A strict reading of the new provision also seems to find favour for consumers in terms of the preservation of the ability to exercise fair dealing. It could be argued that the combination of subsections (2) and (3) means that devices which for example prevent copying of text in toto may not fit within the criteria of a technological measure. A strict reading of subsections (2) and (3) could mean for example, that a student who under section 38 wishes to copy 5% of a work for research or study purposes may argue that the mechanism that prevents her e-book from allowing her to copy is not a technological measure because under subsection (3)(b), the act of copying that small amount for a fair dealing purpose is not an act which requires a licence from the copyright owner. The same student could also argue that “the use of the work” in subsection (2) is qualified in subsection (3)(c) to explicitly not extend to any use of the work which is outside the scope of the acts restricted by the copyright in the work and since the exercise of fair dealing is a use permitted by copyright law, the mechanism in her e-book is in effect controlling use of the work outside the scope of the acts restricted by the copyright in the work, and hence is not a technological measure.

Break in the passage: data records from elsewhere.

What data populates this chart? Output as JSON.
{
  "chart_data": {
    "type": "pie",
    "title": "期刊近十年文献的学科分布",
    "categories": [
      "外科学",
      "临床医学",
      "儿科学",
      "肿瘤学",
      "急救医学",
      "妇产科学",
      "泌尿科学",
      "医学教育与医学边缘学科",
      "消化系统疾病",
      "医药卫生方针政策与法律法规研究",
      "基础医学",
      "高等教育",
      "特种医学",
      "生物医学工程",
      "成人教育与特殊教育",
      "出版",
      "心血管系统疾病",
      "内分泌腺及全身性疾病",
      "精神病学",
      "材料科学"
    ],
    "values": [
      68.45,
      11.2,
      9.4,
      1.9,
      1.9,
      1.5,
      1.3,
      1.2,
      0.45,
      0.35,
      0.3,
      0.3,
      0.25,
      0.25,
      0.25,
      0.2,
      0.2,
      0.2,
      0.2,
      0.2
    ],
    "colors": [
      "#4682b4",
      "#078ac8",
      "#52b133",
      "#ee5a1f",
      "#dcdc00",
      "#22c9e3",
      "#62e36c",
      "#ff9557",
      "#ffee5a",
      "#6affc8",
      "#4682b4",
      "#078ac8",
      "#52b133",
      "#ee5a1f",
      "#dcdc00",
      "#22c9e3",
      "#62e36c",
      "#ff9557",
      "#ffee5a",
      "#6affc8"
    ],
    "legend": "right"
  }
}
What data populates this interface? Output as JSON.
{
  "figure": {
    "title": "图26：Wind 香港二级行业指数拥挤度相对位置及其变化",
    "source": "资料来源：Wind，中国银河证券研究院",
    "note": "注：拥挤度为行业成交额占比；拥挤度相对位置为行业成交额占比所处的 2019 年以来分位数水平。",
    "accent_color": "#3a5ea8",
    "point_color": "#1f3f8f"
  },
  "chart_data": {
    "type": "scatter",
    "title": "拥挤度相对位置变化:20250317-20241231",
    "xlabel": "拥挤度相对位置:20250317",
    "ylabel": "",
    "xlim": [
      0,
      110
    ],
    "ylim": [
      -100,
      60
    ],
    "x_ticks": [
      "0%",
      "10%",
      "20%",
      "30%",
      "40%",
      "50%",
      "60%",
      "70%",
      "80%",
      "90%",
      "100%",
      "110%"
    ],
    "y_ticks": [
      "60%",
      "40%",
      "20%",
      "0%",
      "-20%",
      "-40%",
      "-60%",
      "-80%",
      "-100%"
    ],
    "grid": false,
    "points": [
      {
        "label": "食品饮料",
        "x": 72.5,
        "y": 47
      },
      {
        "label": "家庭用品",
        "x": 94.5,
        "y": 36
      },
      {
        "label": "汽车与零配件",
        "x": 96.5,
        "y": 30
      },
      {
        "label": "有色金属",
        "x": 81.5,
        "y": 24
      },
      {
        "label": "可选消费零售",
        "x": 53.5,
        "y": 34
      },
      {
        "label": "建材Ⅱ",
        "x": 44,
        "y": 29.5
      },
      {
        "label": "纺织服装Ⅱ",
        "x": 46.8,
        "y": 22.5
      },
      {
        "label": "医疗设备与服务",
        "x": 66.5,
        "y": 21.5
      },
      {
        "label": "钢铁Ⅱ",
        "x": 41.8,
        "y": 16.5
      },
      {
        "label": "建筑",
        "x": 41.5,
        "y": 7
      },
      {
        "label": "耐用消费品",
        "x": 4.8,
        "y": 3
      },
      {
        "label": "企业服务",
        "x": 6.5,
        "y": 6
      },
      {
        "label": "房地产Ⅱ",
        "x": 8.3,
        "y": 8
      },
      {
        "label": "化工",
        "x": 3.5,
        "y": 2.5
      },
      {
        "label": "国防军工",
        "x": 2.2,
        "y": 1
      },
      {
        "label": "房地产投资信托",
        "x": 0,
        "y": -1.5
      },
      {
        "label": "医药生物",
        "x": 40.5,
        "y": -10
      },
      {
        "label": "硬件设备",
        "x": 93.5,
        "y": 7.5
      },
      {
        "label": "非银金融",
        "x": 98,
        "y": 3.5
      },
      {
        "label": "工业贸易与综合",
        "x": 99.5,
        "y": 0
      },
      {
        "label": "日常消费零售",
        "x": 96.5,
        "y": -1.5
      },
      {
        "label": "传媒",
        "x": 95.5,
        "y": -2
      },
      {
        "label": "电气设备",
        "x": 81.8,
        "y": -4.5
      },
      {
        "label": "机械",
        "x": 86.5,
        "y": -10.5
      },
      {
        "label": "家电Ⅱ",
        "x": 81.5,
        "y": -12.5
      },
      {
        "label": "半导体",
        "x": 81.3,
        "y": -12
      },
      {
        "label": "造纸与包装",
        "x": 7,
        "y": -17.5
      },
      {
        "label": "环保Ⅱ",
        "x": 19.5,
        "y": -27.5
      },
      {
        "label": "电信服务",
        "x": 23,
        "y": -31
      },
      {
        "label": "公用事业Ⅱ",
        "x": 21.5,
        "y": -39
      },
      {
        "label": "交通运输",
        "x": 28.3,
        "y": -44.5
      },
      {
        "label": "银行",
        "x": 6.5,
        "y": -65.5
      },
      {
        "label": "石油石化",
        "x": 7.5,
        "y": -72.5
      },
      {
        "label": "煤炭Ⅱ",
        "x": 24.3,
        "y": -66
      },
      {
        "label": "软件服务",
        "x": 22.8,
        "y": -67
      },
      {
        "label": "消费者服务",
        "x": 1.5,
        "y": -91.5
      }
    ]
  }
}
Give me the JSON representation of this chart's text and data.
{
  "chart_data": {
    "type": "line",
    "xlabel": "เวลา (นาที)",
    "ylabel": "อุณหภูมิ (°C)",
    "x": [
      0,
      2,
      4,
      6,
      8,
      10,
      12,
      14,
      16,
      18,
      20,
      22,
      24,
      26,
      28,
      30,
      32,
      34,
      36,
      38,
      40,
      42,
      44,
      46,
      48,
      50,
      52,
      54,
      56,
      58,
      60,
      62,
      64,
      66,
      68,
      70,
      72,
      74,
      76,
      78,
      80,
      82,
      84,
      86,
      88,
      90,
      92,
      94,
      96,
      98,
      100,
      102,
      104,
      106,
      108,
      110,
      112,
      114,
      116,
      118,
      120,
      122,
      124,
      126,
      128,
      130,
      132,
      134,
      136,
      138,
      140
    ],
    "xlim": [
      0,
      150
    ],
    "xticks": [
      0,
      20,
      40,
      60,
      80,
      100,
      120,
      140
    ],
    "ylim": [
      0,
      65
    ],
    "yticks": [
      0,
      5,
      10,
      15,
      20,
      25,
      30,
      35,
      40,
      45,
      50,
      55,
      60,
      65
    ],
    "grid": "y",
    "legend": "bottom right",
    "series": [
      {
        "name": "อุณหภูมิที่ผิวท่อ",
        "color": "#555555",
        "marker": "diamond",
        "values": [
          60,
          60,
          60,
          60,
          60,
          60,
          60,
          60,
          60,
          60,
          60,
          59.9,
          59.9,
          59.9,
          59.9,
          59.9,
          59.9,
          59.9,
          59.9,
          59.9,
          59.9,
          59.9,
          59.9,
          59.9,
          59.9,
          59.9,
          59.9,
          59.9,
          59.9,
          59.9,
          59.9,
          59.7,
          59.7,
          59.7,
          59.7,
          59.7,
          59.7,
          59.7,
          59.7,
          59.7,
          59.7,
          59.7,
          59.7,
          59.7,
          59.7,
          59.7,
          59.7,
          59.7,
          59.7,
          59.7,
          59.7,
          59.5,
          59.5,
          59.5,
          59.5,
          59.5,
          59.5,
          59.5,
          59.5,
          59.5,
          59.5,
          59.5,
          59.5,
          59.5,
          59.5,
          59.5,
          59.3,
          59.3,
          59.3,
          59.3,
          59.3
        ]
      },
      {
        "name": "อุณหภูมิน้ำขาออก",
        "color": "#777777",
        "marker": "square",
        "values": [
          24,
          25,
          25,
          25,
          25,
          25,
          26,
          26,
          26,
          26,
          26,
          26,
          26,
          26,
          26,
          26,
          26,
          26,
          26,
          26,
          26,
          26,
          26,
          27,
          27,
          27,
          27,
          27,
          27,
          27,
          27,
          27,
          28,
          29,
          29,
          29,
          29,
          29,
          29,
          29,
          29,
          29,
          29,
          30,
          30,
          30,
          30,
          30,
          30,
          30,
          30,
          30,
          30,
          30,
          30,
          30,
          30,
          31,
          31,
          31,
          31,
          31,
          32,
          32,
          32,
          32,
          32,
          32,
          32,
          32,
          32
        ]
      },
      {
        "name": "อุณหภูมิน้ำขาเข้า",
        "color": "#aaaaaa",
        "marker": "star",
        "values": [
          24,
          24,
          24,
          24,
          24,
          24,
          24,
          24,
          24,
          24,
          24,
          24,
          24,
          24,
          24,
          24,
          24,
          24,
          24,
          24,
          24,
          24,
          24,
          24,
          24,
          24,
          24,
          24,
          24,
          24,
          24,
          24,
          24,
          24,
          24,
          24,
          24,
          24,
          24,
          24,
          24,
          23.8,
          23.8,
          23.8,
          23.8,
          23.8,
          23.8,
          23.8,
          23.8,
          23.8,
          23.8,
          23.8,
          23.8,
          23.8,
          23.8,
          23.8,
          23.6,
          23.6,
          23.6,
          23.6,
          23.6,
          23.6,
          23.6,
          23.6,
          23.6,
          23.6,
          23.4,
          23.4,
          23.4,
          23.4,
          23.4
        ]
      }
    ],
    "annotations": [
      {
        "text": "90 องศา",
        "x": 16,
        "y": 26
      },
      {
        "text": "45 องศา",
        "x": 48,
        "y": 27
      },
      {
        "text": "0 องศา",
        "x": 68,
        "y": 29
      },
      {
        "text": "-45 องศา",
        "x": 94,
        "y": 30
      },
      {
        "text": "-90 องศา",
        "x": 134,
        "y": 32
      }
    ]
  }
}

The new definition of “access control technological protection measure” in the Hong Kong legislation is to be commended for being considerably narrower in coverage than similar provisions in other jurisdictions. The Hong Kong legislation requires a direct link to the prevention of copyright infringement whereas the Australian legislation, which is the most recently adopted on this topic in the Asia-Pacific region, provides much broader coverage than Hong Kong, in that section 10(1) of the Australian Copyright Act defines “access control technological protection measure” to include any access control technology that a right holder has “used … in connection with the exercise of the copyright.”

The Road Ahead

The courts of many countries have grappled with the novelty of digital media and the protection of copyright material in the new media. The novelty of devices used by copyright owners has been tested in the courts against legislation which have been enacted only over the past ten years or less. Some of these cases has brought about decisions which consumers may not be satisfied with but there is hope that the second round of legislation on technological protection measures and anti-circumvention devices will bring some long-awaited balance.


[1] Note the legislative provisions appearing in this chapter have been reproduced from the Bilingual Laws Information System web site <http://www.legislatio.gov.hk> with the permission of the Government of Hong Kong Special Administrative Region.

[2] See Sony Computer Entertainment Inc v Lik Sang International Ltd [2003] HKEC 521, High Court of the Hong Kong Special Administrative Region Court of First Instance, Action No 3583 of 2002.

[3] It should be noted that the Australian High Court decision was decided subsequent to the Hong Kong cases: Stevens v Kabushiki Kaisha Sony Computer Entertainment [2005] HCA 58; (2005) 224 CLR 193.

[4] Ch Div Case No HC01CO 5235, Jacob J.

[5] See Nintendo v Lik Sang International Ltd [2003] HKCFI 499, High Court of the Hong Kong Special Administrative Region Court of First Instance, Action No 3584 of 2002.